Alunos indígenas da UEMS relatam detalhes do ataque covarde contra o cacique Nísio

Alunos indígenas da UEMS relatam detalhes do ataque covarde contra o cacique Nísio

Os alunos indígenas dos cursos de Ciências Sociais e História, da Universidade Estadual do Mato Grosso do Sul (UEMS) – Unidade Amambai, região do mais recente ataque contra a população indígena, dia 18, resultando na morte do cacique Nísio, escreveram uma carta relatando detalhes desse ato tão violento, cruel, desumano. A descrição das cenas de horror foi passada por pessoas que estavam no acampamento na hora do massacre.
A população indígena no Brasil continua sendo dizimada de uma forma silenciosa e covarde, e o que é pior: o governo federal não consegue avançar essa muralha erguida por fazendeiros e grileiros e acabar com esse faroeste, essa guerra injusta onde se tomba de um lado só.
Nosso dever como cidadãos brasileiros é descortinar para o mundo mais esse ato vergonhoso, com a finalidade de agregarmos pessoas na luta pelo fim da violência contra os povos indígenas.

A Carta:

Por volta das seis horas chegaram os pistoleiros. Os homens entraram em fila já chamando pelo Nísio. Eles falavam segura o Nísio, segura o Nísio. Quando Nísio é visto, recebe o primeiro tiro na garganta e com isso seu corpo começou tremer. Em seguida levou mais um tiro no peito e na perna. O neto pequeno de Nísio viu o avô no chão e correu para agarrar o avô. Com isso um pistoleiro veio e começou a bater no rosto de Nísio com a arma.

Mais duas pessoas foram assassinadas. Alguns outros receberam tiros mas sobreviveram. Atiraram com balas de borracha também. As pessoas gritavam e corriam de um lado para o outro tentando fugir e se esconder no mato. As pessoas se jogavam de um barranco que tem no acampamento. Um rapaz que foi atingido por um tiro de borracha se jogou no barranco e quebrou a perna. Ele não conseguiu fugir junto com os outros então tiveram que esconder ele embaixo de galhos de árvore para que ele não fosse morto.

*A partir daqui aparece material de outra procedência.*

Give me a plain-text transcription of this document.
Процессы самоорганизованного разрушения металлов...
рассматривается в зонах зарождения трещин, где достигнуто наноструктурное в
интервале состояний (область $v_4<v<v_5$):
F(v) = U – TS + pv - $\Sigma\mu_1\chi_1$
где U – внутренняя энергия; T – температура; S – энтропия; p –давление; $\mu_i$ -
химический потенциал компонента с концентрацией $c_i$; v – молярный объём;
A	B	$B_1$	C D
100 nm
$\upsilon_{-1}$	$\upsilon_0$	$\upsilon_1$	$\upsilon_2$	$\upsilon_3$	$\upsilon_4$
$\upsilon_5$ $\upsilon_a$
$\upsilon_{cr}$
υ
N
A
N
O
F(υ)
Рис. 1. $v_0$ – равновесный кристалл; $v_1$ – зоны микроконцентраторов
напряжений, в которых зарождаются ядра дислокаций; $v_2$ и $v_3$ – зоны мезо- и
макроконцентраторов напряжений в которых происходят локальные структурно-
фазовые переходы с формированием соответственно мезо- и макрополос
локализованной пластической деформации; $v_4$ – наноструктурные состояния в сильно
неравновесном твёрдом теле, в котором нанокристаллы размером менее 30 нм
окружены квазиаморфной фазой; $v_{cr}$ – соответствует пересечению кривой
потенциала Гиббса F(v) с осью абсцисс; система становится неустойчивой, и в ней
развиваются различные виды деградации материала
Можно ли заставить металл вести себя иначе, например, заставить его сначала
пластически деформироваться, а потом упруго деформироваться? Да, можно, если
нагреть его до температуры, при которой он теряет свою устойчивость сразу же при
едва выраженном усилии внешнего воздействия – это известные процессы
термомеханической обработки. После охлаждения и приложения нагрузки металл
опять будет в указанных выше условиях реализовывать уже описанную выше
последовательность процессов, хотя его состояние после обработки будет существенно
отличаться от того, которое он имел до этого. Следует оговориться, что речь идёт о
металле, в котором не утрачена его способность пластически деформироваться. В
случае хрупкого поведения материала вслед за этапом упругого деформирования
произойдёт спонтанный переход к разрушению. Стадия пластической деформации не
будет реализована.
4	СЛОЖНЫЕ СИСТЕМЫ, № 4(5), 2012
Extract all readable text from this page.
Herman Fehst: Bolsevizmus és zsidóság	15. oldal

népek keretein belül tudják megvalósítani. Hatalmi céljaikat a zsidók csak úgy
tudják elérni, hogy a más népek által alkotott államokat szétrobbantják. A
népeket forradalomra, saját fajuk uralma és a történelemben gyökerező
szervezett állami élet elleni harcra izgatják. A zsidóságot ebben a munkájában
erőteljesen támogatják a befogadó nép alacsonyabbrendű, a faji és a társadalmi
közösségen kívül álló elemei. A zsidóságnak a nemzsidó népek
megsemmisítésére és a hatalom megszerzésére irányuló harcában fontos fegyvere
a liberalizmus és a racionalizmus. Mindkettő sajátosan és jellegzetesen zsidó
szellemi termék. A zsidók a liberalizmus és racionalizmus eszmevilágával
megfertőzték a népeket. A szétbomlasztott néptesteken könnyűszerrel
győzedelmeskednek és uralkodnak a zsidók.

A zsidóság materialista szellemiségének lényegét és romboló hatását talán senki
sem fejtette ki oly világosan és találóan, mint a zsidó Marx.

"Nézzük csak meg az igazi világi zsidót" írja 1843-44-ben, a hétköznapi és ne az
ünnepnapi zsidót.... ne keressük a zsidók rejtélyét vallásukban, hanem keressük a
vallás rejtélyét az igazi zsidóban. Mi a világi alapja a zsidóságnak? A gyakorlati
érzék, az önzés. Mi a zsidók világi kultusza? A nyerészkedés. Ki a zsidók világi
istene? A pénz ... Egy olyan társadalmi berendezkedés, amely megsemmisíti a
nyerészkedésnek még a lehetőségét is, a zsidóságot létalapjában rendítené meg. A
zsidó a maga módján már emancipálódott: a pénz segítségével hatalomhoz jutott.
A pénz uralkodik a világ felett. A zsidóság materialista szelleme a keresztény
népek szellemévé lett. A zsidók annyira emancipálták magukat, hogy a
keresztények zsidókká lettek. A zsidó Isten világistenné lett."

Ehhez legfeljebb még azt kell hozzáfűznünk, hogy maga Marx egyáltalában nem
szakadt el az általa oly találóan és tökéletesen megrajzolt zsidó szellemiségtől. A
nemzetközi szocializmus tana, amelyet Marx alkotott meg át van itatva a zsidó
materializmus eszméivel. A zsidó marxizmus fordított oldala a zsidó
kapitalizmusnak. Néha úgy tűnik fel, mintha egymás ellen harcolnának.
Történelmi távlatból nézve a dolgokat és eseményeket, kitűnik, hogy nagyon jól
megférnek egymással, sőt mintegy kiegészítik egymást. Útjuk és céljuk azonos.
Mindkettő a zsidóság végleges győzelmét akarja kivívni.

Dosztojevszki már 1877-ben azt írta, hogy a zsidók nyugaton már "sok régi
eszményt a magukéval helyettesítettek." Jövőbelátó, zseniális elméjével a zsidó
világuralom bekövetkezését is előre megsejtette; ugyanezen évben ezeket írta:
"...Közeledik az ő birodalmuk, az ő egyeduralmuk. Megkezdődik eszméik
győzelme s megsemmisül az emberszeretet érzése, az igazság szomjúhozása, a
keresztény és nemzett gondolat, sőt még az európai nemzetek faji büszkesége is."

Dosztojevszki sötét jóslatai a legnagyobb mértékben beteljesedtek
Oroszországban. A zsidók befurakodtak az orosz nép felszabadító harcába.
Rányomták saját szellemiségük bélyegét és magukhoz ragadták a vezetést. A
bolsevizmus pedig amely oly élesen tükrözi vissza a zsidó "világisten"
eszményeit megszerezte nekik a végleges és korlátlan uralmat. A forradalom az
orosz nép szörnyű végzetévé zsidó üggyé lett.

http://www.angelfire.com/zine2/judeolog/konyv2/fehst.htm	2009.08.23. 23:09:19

Outro rapaz se escondeu em cima de uma árvore e foi ele que me ligou para me contar o que tinha acontecido. Ele contou logo em seguida. Ele ligou chorando muito. Ele contou que chutaram o corpo de Nísio para ver se ele estava morto e ainda deram mais um tiro para garantir que a liderança estava morta. Ergueram o corpo dele e jogaram na caçamba da caminhonete levando o corpo dele embora.
Nós estamos aqui reunidos para pedir união e justiça neste momento. Afinal, o que é o índio para a sociedade brasileira? Vemos hoje os direitos humanos, a defesa do meio ambiente, dos animais. Mas e as populações indígenas, como vem sendo tratadas? As pessoas que fizeram isso conhecem as leis, sabem de direitos, sabem como deve ser feita a demarcação da terra indígena, sabem que isso é feito na justiça. Então por que eles fazem isso? Eles estão acima da lei?
O estado do Mato Grosso do Sul é um dos últimos estados do Brasil mas é o primeiro em violência contra os povos indígenas. É o estado que mais mata a população indígena. Parece que o nazismo está presente aqui. Parece que o Mato Grosso do Sul se tornou um campo de fuzilamento dos povos indígenas. Prova disso é a execução do Nísio. Quando não matam assim matam por atropelamento. Nós podemos dizer que o estado, os políticos e a sociedade são cúmplices dessa violência quando eles não falam nada, quando não fazem nada para isso mudar.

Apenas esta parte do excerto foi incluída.